Bevor es an die Auflösung des Freitagstexterfotos geht, nehme ich euch auf eine kleine Reise mit. Nachdem mir ein sehr inspirierendes Buch über Straßenfotografie in die Hände geraten war, versuchte ich immer wieder mal Anregungen daraus aufzunehmen und zu "üben". Sich auf wenige Elemente zu beschränken macht Spaß und regt dazu an, die Welt aus einem anderen Blickwinkel zu betrachten. Bewusst in die Reduktion zu gehen kann ein Motiv bekanntlich hervorheben, aber gibt es auch Blickwinkel, die nicht so häufig angewendet werden und doch spannende Ergebnisse bringen können? 
Eine der Aufgaben lautete: Sich einen Aspekt zu suchen und dann für den Tag dabeizubleiben. Schwer, wenn man gewohnt ist eher breitbandig wahrzunehmen und festzuhalten, was gerade interessant erscheint, egal, ob sich das Motiv in der Ferne oder Nähe befindet. 
Nun, die Aufgabe bestand darin Menschen von hinten zu fotografieren. In einer Großstadt wie Wien, noch dazu in der City, laufen im Sommer genug interessante Leute herum. Trotzdem fiel mir die Aufgabe zunächst nicht leicht. Man geht hinterher, bewegt sich also mit und sollte dabei nicht zu sehr verwackeln, was gegen Abend zunehmend schwerer gelang. Gerade da machte es aber am meisten Spaß.
Bei der Durchsicht sah ich auf einmal, wieviele Geschichten diese Bilder bei genauerer Betrachtung erzählten, sie ließen viel Raum für eigene Fantasien. 











Zu unserem Freitagstexterbild:
Die junge blonde Schöne in diesem wunderbar frischen Kleid war begleitet von einem etwa doppelt so alten Mann mit chinesischem Aussehen. Sie schlenderten entspannt durch das "Golden Quarter", Graben/Kohlmarkt, der Wiener City. Ich sah sie zuerst von vorne, um mich dann sogleich an ihre Fersen zu heften. Ein so ungleiches wie interessantes Paar.
Schon in meiner Jugendzeit setzte ich mich manchmal mit einer Freundin auf die Mauer bei der Oper, wo wir nichts anderes taten als Passanten anzuschauen und zu raten was für Berufe, Partner, Kinder sie wohl haben würden. Da es nie zur Auflösung kam, weil wir zu feige waren, auch nur eine/n zu fragen, ergingen wir uns in unseren eigenen Fantasien und verglichen unsere Geschichten miteinander. Sowohl meine Freundin, als auch ich ergriffen später Berufe, die eine genaue Beobachtung des Menschen erforderten. Heute sind es oft die Bewegungsabläufe und Körperhaltungen die mich interessieren, aber sicher nicht nur das.

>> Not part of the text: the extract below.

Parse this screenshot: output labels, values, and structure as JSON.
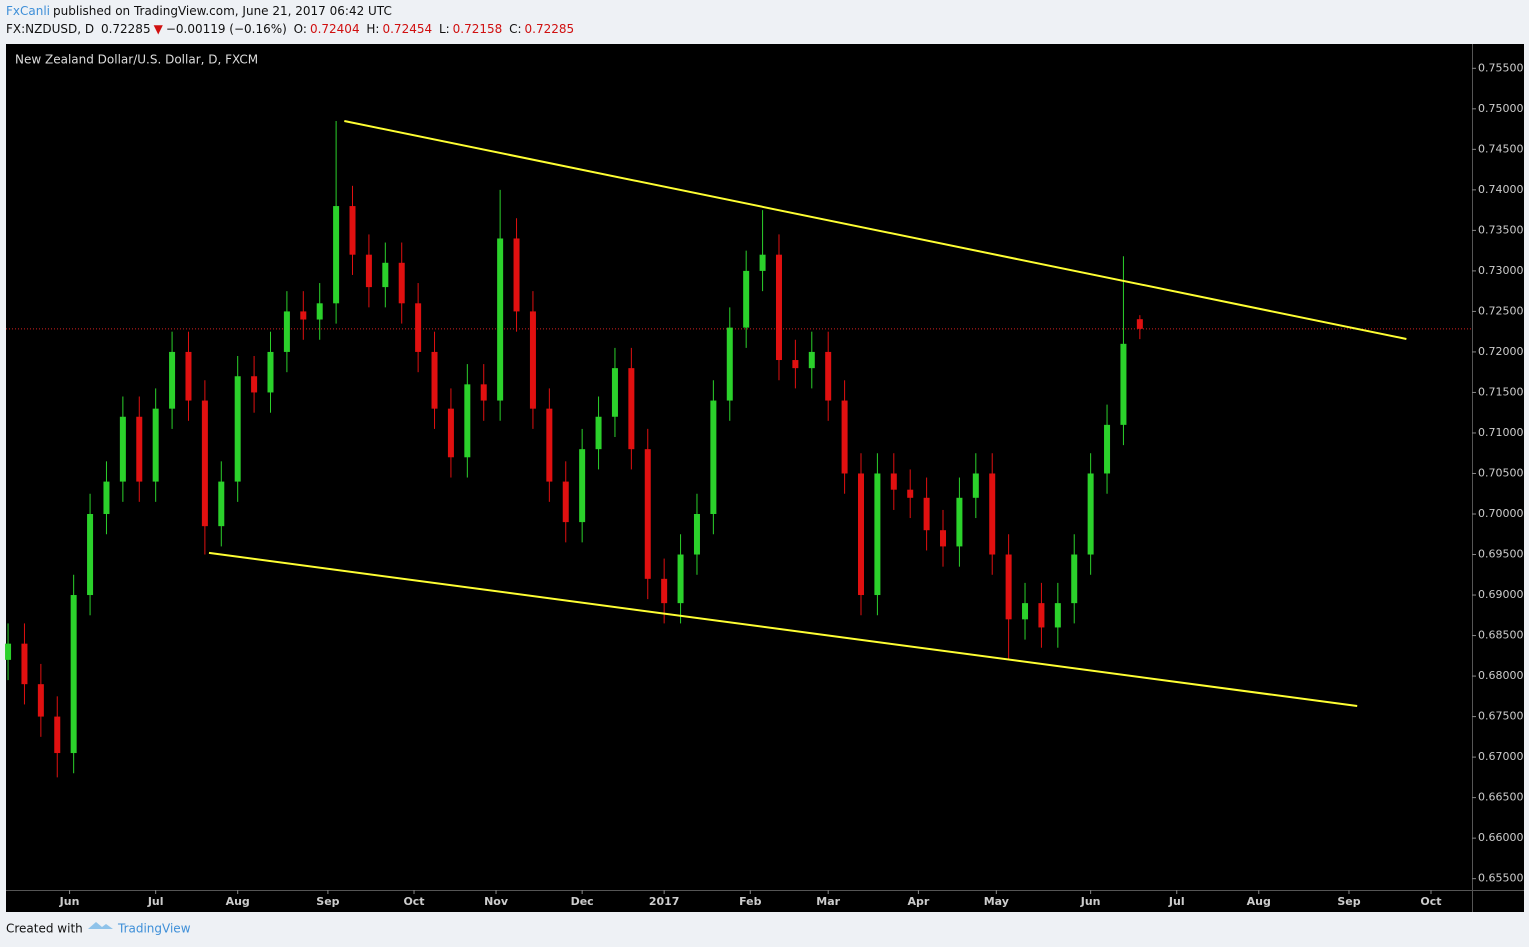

Aber nochmal zurück zum Bild: Ich fands lustig eure Kommentare zu lesen, die Bandbreite bis hin zur Psychiatrie! Euch ging es wohl ähnlich wie mir, wenn man nicht in die Gesichter sehen kann, bekommen die inneren Bilder Beine...



Nun endlich zur Weitergabe des Pokals!

    Wie gesagt: Alle eure Kommentare brachten mich zum schmunzeln! Danke! Ihr habt meinen Tag ein bisschen fröhlicher gemacht und mich staunen lassen.

    Der Pokal geht an: 

Trolleira!!!!

Er hat mich mit seinem Kommentar zum lachen gebracht:  "Komm schon Putzi, da vorne gibt's die Schuhe mit Absätzen!" 

Herzlichen Glückwunsch und viel Spaß bei deiner Bildauswahl für den nächsten Freitagstexter.

Euch ein Bild interpretieren zu lassen hat Spaß gemacht, vielleicht gibts hier ab und zu mal ein kleines Ratespiel, außer obligo, was meint ihr?



     

Samstag, 15. Oktober 2016

Freitagstexter / here you go

Na dann mal auf die Plätze, fertig, los :-)

 

Von  Miz Threefivesix den Freitagstexter der Woche bekommen (und es nicht mal gleich bemerkt). Darum mit Verspätung die Einladung, einen kleinen feinen (lustig bis ironisch, alles ist erlaubt) Kommentar zum Bild da zu lassen. Ich darf dann nächste Woche Donnerstag den Pokal weitergeben. Bin gespannt auf eure Ideen!




  


Schlagen wir Räder?

Träume vom Ritter, dem Edlen (ohne Fehl und Tadel selbstverständlich). Heute nicht mehr und schon sehr lange nicht mehr. Als Mädchen vielleicht. Da kommt er daher, hievt unsereins aufs Pferd, mit einer Leichtigkeit versteht sich und verwöhnt uns ab da mit Perlen und Seiden, die er auf den Finanzmärkten oder sonstwo gejagt hat. Er bewundert unsere Schönheit und Anmut und wenn er in den Flieger steigt, wirft er uns eine Kusshand zu (damit alle sehen können, er gehört uns) und ein wenig später lässt er uns mit Kurier Nachricht, wie sehr er uns schon vermisst. Wir sind stolz, dass wir ihn "ergattert" haben.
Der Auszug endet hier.